Kepala Badan Pengelola Keuangan dan Aset Daerah (BPKAD) Kota Tasikmalaya, Tedi Setiadi, menjelaskan bahwa Pemkot terpaksa melakukan penyesuaian anggaran besar-besaran setelah terjadi pemotongan dana transfer dari pemerintah pusat. Sejumlah kegiatan pembangunan, termasuk alokasi pokir DPRD, harus dievaluasi ulang.
“Efisiensi ini harus menyeluruh. Tidak hanya program OPD, tetapi juga pokir DPRD yang perlu disesuaikan dengan kondisi fiskal terkini agar keuangan daerah tetap terkendali,” kata Tedi, Selasa (4/11/2025).
Namun, pernyataan itu langsung menuai reaksi dari kalangan legislatif. Anggota DPRD Kota Tasikmalaya dari Fraksi PDI Perjuangan, Kepler Sianturi, menilai kebijakan Pemkot yang menyasar pokir dewan sebagai langkah efisiensi adalah bentuk ketidakadilan dan mengabaikan fungsi representasi rakyat.
“Pokir bukan anggaran pribadi anggota dewan. Itu adalah hasil aspirasi masyarakat yang kami serap di daerah pemilihan masing-masing. Kalau pokir dipangkas, berarti suara rakyat yang teredam,” ujar Kepler di gedung DPRD Kota Tasikmalaya.

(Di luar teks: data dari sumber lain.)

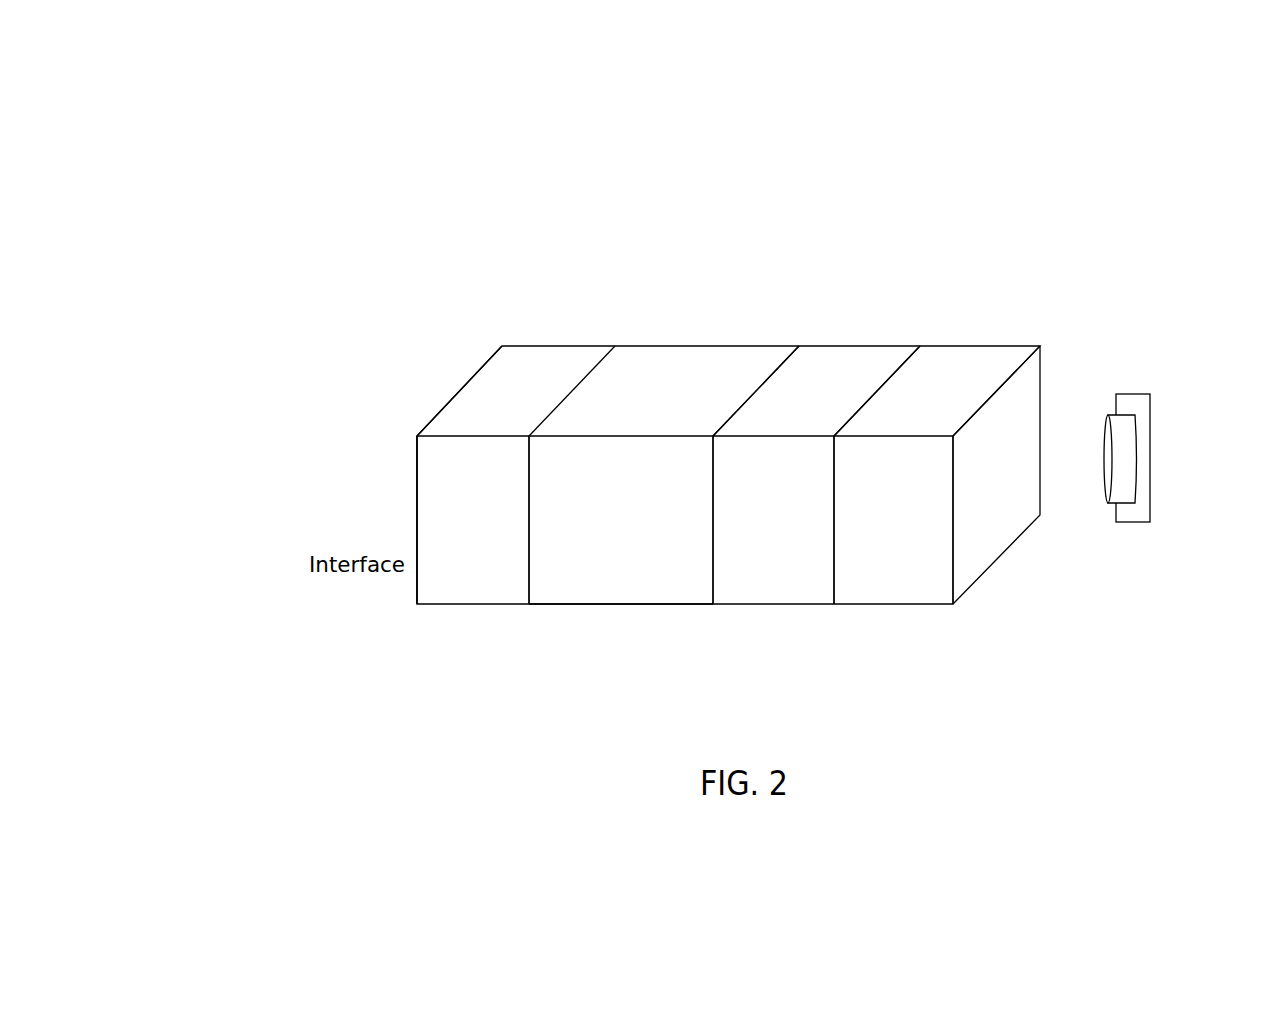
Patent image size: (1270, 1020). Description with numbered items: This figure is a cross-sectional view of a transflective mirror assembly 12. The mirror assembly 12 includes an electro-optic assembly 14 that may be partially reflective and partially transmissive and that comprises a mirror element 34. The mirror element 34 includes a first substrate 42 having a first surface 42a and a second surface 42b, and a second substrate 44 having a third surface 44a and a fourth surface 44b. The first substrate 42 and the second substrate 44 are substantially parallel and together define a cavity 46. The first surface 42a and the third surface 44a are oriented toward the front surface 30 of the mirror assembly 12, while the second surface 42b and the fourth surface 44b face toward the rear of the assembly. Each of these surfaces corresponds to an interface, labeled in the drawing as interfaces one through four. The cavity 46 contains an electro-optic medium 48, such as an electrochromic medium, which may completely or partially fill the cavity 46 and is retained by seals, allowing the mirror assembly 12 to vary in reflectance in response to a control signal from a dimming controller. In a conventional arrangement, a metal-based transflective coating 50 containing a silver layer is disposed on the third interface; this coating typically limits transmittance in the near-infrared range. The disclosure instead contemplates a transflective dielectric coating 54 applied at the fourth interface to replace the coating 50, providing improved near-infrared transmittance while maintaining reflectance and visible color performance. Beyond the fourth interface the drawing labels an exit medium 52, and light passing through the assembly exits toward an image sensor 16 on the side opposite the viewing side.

The mirror assembly 12 is at (1066, 146).
The electro-optic assembly 14 is at (294, 367).
The image sensor 16 is at (1125, 501).
The front surface 30 is at (246, 539).
The mirror element 34 is at (440, 358).
The first substrate 42 is at (548, 353).
The first surface 42a is at (417, 599).
The second surface 42b is at (528, 599).
The second substrate 44 is at (858, 363).
The third surface 44a is at (712, 592).
The fourth surface 44b is at (833, 592).
The cavity 46 is at (619, 585).
The electro-optic medium 48 is at (707, 355).
The transflective coating 50 is at (757, 357).
The exit medium 52 is at (965, 362).
The transflective dielectric coating 54 is at (897, 363).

Menurutnya, Pemkot seharusnya melakukan efisiensi di pos belanja yang tidak produktif, bukan memangkas program hasil aspirasi warga. Ia mencontohkan, banyak pokir yang dialokasikan untuk pembangunan infrastruktur kecil seperti perbaikan jalan lingkungan, drainase, sarana ibadah, dan bantuan sosial masyarakat.
“Program itu nyata dan langsung dirasakan masyarakat. Kalau dipangkas, dampaknya bukan ke dewan, tapi ke warga,” tegasnya.
Kepler juga menyoroti kurangnya transparansi eksekutif dalam menentukan arah kebijakan penghematan. Ia menilai Pemkot belum menjelaskan secara rinci pos-pos anggaran yang akan dikurangi maupun realokasi dana hasil efisiensi tersebut.
“Kami tidak menolak efisiensi. Tapi harus ada kejelasan dan keadilan. Jangan semua beban diarahkan ke pokir sementara pos lain aman-aman saja,” katanya.
Ia mendesak agar Pemkot melakukan pembahasan terbuka dengan DPRD sebelum keputusan pemangkasan pokir ditetapkan. “Kami akan minta penjelasan resmi dalam rapat berikutnya. Jangan sampai keputusan sepihak ini justru menimbulkan ketegangan antara eksekutif dan legislatif,” ujarnya.
Sementara itu, Tedi Setiadi memastikan langkah penghematan dilakukan secara terukur dan berdasarkan analisis kebutuhan riil. Menurutnya, situasi fiskal tahun ini sangat berat setelah dana transfer pemerintah pusat terpangkas hingga Rp220 miliar, sehingga Pemkot harus menyesuaikan seluruh komponen belanja.
“Kami berusaha menjaga agar program prioritas dan pelayanan dasar tetap berjalan. Tapi memang ada kegiatan yang harus ditunda, termasuk yang bersumber dari pokir DPRD,” jelas Tedi.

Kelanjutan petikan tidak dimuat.